PaddleNLP
PaddleNLP copied to clipboard
[Question]: ERNIE-Layout推理代码出现InvalidArgumentError
使用DocPrompt模型进行推理,代码参考的是PaddleNLP-develop\model_zoo\ernie-layout\deploy\python\infer.py,出现以下报错:
Traceback (most recent call last):
File "/home/wpredict.py", line 57, in <module>
main()
File "/home/predict.py", line 50, in main
outputs = predictor.predict(docs)
File "/home/predictor.py", line 875, in predict
output = self.infer(input_dict)
File "/home/predictor.py", line 846, in infer
return self.inference_backend.infer(data)
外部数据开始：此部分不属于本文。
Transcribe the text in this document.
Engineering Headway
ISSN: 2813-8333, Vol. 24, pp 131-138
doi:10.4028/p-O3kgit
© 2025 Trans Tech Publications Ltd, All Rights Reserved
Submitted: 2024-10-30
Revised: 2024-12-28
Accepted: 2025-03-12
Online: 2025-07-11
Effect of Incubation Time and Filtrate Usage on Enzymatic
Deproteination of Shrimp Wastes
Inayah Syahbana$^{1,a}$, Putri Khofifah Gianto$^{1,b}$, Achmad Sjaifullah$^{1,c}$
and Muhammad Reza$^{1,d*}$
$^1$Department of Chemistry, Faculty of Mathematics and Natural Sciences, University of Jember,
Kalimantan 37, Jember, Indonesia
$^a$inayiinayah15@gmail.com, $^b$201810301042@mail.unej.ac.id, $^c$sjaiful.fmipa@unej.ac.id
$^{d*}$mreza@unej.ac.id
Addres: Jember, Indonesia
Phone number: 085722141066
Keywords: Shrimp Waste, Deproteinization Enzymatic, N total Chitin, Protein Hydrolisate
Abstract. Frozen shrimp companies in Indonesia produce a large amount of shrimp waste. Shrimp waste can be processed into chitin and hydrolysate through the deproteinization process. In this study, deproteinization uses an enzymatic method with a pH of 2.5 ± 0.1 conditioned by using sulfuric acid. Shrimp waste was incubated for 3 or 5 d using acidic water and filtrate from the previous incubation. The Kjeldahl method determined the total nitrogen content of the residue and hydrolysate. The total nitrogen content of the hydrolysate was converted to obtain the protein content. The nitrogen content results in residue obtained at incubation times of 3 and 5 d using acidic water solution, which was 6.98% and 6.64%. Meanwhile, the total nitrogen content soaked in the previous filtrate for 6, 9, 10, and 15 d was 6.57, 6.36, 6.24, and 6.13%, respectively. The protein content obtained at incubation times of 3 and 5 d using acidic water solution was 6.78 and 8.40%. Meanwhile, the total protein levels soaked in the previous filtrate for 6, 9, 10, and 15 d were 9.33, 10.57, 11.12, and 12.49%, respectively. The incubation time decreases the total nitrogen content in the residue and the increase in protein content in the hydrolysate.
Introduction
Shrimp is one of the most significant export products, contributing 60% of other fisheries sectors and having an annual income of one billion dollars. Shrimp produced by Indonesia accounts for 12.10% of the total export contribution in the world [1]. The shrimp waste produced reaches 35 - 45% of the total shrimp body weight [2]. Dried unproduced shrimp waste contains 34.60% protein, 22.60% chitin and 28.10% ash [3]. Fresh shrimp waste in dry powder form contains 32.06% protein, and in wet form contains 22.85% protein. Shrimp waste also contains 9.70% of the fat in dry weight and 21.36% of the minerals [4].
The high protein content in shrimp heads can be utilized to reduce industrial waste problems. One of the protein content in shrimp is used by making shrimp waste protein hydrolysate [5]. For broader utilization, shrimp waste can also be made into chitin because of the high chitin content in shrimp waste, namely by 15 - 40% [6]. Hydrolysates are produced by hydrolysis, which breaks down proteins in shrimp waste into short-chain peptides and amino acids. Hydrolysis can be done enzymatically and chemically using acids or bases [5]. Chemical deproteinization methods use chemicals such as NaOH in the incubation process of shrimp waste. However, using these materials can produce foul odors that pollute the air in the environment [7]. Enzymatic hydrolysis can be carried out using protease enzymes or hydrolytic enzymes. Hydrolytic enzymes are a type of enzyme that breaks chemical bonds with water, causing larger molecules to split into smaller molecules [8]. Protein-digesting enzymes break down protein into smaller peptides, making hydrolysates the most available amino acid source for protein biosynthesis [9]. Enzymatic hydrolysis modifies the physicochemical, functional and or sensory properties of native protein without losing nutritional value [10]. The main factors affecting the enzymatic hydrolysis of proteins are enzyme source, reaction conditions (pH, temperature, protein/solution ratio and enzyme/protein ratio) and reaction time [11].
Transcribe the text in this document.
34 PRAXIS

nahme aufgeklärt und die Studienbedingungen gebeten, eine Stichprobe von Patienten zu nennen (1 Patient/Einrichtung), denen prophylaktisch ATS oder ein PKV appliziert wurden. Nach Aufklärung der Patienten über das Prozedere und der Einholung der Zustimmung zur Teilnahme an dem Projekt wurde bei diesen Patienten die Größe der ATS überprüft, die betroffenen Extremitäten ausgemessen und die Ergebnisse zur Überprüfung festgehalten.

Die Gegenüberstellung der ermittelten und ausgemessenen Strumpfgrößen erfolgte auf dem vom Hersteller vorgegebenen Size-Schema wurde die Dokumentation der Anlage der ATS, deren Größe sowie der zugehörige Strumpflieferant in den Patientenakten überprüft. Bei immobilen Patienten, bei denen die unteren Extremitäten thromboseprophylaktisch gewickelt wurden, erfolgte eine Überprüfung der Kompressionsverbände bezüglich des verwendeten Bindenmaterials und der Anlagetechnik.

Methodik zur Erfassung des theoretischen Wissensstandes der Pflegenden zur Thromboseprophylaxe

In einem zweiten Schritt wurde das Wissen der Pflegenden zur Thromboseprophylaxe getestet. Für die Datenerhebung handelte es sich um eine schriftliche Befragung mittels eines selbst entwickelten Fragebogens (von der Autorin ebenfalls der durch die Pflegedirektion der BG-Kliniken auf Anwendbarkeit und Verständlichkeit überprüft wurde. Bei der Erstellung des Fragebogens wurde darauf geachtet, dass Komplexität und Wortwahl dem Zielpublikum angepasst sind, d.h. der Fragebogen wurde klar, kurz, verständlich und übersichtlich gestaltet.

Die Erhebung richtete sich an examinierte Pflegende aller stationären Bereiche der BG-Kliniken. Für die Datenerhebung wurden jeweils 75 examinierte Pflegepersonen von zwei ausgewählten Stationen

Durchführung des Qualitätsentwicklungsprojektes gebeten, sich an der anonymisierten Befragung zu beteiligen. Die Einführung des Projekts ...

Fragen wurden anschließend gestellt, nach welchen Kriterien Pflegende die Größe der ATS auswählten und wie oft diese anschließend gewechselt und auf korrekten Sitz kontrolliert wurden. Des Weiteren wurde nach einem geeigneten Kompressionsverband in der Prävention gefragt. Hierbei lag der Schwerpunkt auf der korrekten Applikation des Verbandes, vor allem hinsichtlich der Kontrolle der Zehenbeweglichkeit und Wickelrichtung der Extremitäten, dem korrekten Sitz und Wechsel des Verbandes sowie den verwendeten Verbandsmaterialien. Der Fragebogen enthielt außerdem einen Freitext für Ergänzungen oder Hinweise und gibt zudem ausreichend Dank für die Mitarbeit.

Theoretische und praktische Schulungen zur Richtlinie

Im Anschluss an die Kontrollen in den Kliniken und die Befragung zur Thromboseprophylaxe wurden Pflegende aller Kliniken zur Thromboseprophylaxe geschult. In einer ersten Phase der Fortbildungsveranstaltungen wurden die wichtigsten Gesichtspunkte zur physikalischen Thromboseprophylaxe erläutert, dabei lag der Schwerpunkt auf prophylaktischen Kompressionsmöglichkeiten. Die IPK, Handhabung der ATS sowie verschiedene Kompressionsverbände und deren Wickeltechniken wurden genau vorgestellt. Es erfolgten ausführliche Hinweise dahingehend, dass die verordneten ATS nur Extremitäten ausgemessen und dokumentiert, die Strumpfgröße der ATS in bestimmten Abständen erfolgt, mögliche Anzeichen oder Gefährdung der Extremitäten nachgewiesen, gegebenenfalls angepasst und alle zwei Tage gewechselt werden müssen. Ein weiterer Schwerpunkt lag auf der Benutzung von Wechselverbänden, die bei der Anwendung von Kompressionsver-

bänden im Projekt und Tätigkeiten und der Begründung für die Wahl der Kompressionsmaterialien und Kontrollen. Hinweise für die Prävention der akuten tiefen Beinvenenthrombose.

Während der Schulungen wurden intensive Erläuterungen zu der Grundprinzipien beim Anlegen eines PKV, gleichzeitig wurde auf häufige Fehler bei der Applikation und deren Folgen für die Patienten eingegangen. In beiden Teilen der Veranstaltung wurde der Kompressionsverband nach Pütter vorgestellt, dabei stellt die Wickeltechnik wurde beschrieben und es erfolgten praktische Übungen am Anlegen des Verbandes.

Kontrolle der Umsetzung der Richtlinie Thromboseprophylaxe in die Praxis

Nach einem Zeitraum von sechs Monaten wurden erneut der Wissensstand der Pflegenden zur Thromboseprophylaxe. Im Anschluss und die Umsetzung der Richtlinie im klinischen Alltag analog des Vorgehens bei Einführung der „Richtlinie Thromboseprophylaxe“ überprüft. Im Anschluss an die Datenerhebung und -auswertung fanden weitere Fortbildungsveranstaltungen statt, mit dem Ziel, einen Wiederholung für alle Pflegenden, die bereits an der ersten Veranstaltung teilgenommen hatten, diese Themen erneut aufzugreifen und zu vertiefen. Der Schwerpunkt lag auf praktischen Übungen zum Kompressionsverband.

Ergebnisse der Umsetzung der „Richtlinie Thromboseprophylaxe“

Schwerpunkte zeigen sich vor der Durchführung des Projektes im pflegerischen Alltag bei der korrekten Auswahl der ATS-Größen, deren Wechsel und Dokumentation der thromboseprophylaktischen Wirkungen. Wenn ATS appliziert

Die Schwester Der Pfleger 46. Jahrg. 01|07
File "/home/predictor.py", line 58, in infer
self.predictor.run()
ValueError: In user code:
File "models/save_infermodel.py", line 32, in <module>
phase="infer")
File "./src/multi_task_models/extract_model.py", line 154, in create_model
body_feats_feature = model.net(image)
File "./src/model/image_model/resnet.py", line 69, in net
data_format=data_format)
File "./src/model/image_model/resnet.py", line 145, in conv_bn_layer
data_format=data_format)
File "/home/work/zhangdan20/opensource/DocPrompt/py37/lib/python3.7/site-packages/paddle/fluid/layers/nn.py", line 1714, in conv2d
"data_format": data_format,
File "/home/work/zhangdan20/opensource/DocPrompt/py37/lib/python3.7/site-packages/paddle/fluid/layer_helper.py", line 44, in append_op
return self.main_program.current_block().append_op(*args, **kwargs)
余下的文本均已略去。